Syntax for returning array pointers in C

Question

EDIT: the correct syntax for declaring a function with the return type of array pointer in the example I wrote further below in my code example section should be as follows:

int (*my_function(void))[10]
{
    ...
}

Important note for future readers who might come across the same question: don't typecast malloc! Just don't. Thanks to user3386109 for that one. Further reading on the why.

Thanks to Andrew Henle and Eric Postpischil for their answers. Here's a really good explanation if anyone wants to read further on the the topic. Original thread below:

What I want to know

How to return a pointer to array in C.

Why I want to know that

Because it (is?) should be possible to do so.

For what I want it

To return multidimensional arrays from functions.

"Have you tried structs?"

Yes, but this isn't about structs. The point (no pun intended) of this thread is doing it with pointers.

Code example

My example is wrong, thus the reason I'm asking here, but here it go:

int (*)[10]my_function(void) // Should be returning a type of array pointer to 10-elements array. Sure enough it's not.
{
    int (*ptr)[10] = (int (*)[10]) malloc(10 * sizeof(int));
    return ptr;
}

int main(void)
{
    printf("Address of ptr is: %d", my_function());
    return 0;
}

As you can see, I'm not sure about how to typecast malloc to type array pointer to 10-elements array as well. If you know how, please let me know.

IMPORTANT NOTE

As far as I know, using double pointers (pointer to pointer) in this case is wrong. Code example:

int **my_function(void); // WRONG, afaik

Rationale: this video, at 16:22.

I already tried searching online and in some books, they have examples using structs, pointer to array as function arguments, but not this.

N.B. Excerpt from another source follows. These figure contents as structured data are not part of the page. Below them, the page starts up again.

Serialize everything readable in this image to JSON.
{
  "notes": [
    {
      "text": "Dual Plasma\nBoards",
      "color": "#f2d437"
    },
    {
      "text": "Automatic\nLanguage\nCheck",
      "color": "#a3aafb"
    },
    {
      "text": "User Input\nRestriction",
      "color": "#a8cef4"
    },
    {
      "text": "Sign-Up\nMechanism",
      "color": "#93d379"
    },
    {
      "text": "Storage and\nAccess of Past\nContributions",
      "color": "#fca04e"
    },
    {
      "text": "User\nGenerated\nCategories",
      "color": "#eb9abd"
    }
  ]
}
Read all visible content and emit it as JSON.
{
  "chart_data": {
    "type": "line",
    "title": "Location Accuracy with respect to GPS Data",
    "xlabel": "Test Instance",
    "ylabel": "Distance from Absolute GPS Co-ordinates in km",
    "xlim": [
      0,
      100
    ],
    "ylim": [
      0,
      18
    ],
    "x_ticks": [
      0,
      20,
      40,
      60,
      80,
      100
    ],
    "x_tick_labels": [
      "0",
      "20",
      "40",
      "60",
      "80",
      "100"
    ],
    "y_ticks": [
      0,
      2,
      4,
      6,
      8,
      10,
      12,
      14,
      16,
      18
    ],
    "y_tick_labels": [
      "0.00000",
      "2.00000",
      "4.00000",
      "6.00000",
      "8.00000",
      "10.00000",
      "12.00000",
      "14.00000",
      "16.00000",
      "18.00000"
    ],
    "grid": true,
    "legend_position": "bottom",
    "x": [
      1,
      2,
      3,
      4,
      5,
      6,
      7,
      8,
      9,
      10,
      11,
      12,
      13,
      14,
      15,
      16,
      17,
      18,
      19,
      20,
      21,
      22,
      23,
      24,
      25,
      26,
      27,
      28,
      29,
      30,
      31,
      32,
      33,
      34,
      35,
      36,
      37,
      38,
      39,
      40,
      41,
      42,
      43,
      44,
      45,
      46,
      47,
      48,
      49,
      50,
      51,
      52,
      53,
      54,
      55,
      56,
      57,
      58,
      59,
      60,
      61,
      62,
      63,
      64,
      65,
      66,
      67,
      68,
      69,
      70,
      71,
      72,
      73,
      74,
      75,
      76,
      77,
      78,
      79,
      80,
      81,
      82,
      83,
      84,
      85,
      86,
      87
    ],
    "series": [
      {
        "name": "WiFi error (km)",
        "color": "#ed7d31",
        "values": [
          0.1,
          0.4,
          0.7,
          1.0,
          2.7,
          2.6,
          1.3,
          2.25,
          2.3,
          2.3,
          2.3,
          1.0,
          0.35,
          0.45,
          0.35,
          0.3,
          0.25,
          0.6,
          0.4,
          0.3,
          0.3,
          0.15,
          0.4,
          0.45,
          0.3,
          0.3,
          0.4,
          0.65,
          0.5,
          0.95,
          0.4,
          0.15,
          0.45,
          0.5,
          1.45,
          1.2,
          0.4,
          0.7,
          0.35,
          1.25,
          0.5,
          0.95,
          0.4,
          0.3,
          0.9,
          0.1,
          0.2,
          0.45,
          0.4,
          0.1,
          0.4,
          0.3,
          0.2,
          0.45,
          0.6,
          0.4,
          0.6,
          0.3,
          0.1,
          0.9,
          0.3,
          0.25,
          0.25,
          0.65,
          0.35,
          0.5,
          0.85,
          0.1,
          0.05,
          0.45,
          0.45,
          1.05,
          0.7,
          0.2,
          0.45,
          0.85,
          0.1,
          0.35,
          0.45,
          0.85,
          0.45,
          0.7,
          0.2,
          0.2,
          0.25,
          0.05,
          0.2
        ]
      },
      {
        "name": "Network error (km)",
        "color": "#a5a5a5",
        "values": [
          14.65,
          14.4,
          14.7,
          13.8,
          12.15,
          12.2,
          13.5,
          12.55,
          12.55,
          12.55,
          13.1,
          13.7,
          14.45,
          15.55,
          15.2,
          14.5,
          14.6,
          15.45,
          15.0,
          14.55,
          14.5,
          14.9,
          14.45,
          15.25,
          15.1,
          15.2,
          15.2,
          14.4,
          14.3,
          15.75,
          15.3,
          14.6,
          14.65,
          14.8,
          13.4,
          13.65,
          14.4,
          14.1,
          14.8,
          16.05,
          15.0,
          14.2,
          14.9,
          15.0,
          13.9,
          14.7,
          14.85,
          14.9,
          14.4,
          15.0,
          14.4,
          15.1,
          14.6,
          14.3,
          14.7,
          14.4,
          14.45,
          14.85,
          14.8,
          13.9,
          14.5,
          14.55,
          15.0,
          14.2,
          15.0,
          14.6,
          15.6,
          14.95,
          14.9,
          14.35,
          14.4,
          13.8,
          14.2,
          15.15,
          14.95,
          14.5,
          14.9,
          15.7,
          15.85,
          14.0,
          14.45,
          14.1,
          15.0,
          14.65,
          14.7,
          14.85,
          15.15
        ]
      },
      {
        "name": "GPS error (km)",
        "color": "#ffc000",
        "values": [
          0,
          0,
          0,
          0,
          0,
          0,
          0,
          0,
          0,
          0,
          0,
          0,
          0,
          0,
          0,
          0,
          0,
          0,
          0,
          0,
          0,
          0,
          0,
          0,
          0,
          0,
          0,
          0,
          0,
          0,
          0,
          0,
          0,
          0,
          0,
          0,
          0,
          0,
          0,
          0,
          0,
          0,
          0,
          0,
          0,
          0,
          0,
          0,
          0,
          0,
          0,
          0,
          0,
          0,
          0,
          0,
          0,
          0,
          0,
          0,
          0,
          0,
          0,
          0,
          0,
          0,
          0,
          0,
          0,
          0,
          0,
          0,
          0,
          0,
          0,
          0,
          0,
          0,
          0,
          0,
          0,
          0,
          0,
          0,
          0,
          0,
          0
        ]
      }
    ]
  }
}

If you have some knowledge about this topic, please reply, I'll be grateful.

Answer 1

Arrays can't be passed by value, unless you embed them in a structure. When you pass an array to or from a function, it decays to a pointer to the first element. So the way to return a dynamically-allocated array is as a single pointer.

int *my_function(void) {
    int *ptr = malloc(10 * sizeof(int));
    return ptr;
}

There's no need to specify the dimension in the type, as this will be ignored.

This is not a multi-dimensional array, it's just a 1-d array of 10 int.

The type declaration int (*ptr)[10] is for an array of 10 pointers to integers, not a pointer to an array of 10 integers.

Answer 2

int (*p)[10] declares a pointer to an array of 10 int.

int (*)[10] is a type that is a pointer to an array of 10 int. However, note that you do not need to cast the result of malloc in C. As a void * used as an initializer or right operand of assignment, it will be automatically converted to the target type.

int (*foo(void))[10] declares a function taking no parameters that returns a pointer to an array of 10 int.

Note that int (*foo(void))[10] can be derived from int (*p)[10] simply by replacing p with foo(void). Generally, to get any return type for a function, write a declaration for an object of that type, then replace the object name with the function name followed by its usual parameter declarations.